Everything is fracturus. Rapid. In his head. In his chest. No clue where to look. No clue what to do. Nothing staying cohesive, except those words. Except, Victor's palm too warm against his chest, like the fabric of his shirt was nothing before it, while his heart, wounded and turning into a drunken traitor, like it could be water by that single touch and entirely forgotten everything it should know. Does. This isn't real. Victor is drunk. Victor is drunk. Victor is drunk.
(So what excuse does he have?)
There's still the excruciating awareness of Victor's breath, slow and even on the back of his neck. The cool inhale of breath in and the warm expulsion after. The hairs on his neck, the skin under them, victim to every single one. A patch of skin with so much focus it might just be more real than any other spot on his body is or has ever been, even though Victor isn't exactly pressed directly to it, which doesn't change, even without sight, how directly he still is there. (Everywhere.
Or how every place he had been is smouldering rubble.)
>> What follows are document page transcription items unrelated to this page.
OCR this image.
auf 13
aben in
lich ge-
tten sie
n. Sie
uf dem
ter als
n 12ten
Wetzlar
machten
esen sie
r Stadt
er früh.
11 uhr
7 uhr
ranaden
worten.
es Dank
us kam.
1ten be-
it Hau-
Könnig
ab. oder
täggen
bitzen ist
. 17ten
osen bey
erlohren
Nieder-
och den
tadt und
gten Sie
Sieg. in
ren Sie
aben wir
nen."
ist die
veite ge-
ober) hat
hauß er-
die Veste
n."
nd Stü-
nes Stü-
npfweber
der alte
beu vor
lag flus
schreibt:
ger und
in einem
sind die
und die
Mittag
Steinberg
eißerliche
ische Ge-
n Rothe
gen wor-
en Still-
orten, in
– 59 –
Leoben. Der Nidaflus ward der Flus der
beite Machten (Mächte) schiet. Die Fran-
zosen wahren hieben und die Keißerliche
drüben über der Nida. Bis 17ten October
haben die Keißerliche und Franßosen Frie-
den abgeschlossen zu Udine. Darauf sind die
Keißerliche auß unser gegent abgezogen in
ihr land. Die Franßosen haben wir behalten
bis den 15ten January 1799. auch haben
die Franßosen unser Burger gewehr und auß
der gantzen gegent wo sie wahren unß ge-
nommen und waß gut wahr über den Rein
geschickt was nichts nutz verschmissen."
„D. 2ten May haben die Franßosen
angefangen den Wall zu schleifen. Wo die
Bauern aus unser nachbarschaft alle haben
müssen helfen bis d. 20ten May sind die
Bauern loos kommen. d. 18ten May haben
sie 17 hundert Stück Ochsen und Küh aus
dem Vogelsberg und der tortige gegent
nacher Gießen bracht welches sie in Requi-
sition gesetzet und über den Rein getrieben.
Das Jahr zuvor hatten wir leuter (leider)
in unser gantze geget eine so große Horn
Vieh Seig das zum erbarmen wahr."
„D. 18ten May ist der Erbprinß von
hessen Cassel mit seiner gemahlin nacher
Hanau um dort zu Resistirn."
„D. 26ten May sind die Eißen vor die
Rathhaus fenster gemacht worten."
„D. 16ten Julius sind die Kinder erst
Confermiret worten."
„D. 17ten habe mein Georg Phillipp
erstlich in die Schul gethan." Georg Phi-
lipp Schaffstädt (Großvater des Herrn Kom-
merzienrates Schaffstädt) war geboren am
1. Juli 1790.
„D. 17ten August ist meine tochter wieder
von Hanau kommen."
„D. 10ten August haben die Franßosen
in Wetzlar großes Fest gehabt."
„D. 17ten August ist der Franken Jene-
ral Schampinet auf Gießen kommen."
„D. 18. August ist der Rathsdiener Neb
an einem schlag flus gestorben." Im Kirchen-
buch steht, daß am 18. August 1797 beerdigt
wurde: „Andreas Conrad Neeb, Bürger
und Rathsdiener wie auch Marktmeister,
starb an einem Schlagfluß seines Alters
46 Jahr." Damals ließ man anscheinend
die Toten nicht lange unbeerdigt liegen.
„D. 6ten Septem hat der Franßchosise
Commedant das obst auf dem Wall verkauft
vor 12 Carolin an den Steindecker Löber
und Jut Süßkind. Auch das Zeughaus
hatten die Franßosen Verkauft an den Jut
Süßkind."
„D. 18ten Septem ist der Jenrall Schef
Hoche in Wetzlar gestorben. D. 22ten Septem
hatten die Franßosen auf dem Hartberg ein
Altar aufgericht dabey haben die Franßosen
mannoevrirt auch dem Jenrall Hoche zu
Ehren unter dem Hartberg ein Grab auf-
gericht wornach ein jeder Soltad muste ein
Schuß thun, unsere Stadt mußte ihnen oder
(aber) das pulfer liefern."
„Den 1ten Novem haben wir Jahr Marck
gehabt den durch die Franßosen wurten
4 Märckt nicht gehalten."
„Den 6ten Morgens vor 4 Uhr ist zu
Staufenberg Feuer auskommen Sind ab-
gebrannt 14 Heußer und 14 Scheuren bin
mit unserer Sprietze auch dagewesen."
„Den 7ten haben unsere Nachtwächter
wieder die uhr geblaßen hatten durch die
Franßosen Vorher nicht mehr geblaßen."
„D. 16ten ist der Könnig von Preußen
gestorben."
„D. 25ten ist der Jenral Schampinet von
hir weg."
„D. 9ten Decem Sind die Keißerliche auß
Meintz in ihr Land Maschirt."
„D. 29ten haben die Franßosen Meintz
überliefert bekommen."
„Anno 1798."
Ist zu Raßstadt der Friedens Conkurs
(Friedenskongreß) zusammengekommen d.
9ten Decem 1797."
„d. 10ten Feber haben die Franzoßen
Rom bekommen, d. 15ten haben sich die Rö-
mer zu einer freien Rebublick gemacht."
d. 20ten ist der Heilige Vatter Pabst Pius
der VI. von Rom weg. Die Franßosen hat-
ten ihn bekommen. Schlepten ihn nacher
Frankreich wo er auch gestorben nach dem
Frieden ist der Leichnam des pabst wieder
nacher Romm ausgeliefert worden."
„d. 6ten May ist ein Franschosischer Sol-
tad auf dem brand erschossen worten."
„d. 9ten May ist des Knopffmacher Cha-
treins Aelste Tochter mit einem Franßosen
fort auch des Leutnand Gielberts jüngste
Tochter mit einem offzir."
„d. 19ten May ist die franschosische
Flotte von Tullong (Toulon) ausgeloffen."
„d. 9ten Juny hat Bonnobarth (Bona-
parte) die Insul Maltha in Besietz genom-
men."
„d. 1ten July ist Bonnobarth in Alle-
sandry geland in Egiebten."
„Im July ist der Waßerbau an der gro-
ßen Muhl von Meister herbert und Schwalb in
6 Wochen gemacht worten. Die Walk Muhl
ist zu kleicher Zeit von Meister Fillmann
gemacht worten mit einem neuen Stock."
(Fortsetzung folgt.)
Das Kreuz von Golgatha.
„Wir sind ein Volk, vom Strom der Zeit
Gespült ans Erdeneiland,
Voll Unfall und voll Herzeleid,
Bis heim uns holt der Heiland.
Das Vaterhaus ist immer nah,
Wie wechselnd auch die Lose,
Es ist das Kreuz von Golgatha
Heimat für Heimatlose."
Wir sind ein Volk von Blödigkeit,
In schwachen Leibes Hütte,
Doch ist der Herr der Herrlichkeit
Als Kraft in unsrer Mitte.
Victor is waiting on him still. To say something. Do something. A tingling awareness tinged with only ramping desperation, like when he knows he's messed up badly at the beginning of one of their practice runs, but Victor still makes him skate the next four minutes without calling it out first. He has to say something. He has to get away from here. His own bed isn't even entirely half the room away.
But Victor isn't helping, gave up helping hours ago, and even if Yuri raises his hand like he might try at that arm now -- his heart, drunken traitor, still whispering the whirlwind of all the words that Victor has said since dragging him down, in time with those breaths on his skin, every inch of his skin alive and awake -- it flounders, and then settles for landing, tentatively on the back of Victor's wrist. Eyelids squeezing closed, eyes still moving rapidly, trying to find something, and only coming to: "Y--we should sleep."
Because he's a coward. Because if Victor sleeps, he can slip away then. To his own bed. Or maybe just to the bathroom, where he can lock the door and die in privacy, if not with any dignity. His fingers tighten, just a little, despite himself. Despite reason. Sanity. It's just to make sure he has Victor's attention. (It is.
Isn't.It's not even new. It's not. Touching Victor.
He'd given into Victor being more physical than he'd ever known.
Months ago. Maybe not the same as these months. But. Not. Not-Not-
"Tomorrow," He adds, feebly. Caught in his throat, that belongs to Victor and not him. "We--I have to be ready for tomorrow."
Coward. He's such a coward. Using the only reason he could have. Find. Touch. A real one, strained and desperate, to make Victor come back to something real and feeling far more like an excuse than the reality of his world. Except it's real, too. Except he's got no clue how Victor will be in the morning after this night, too, and that actually makes his heart stutter, too. A wrinkle between here and him, them, and the first Prix Qualifier.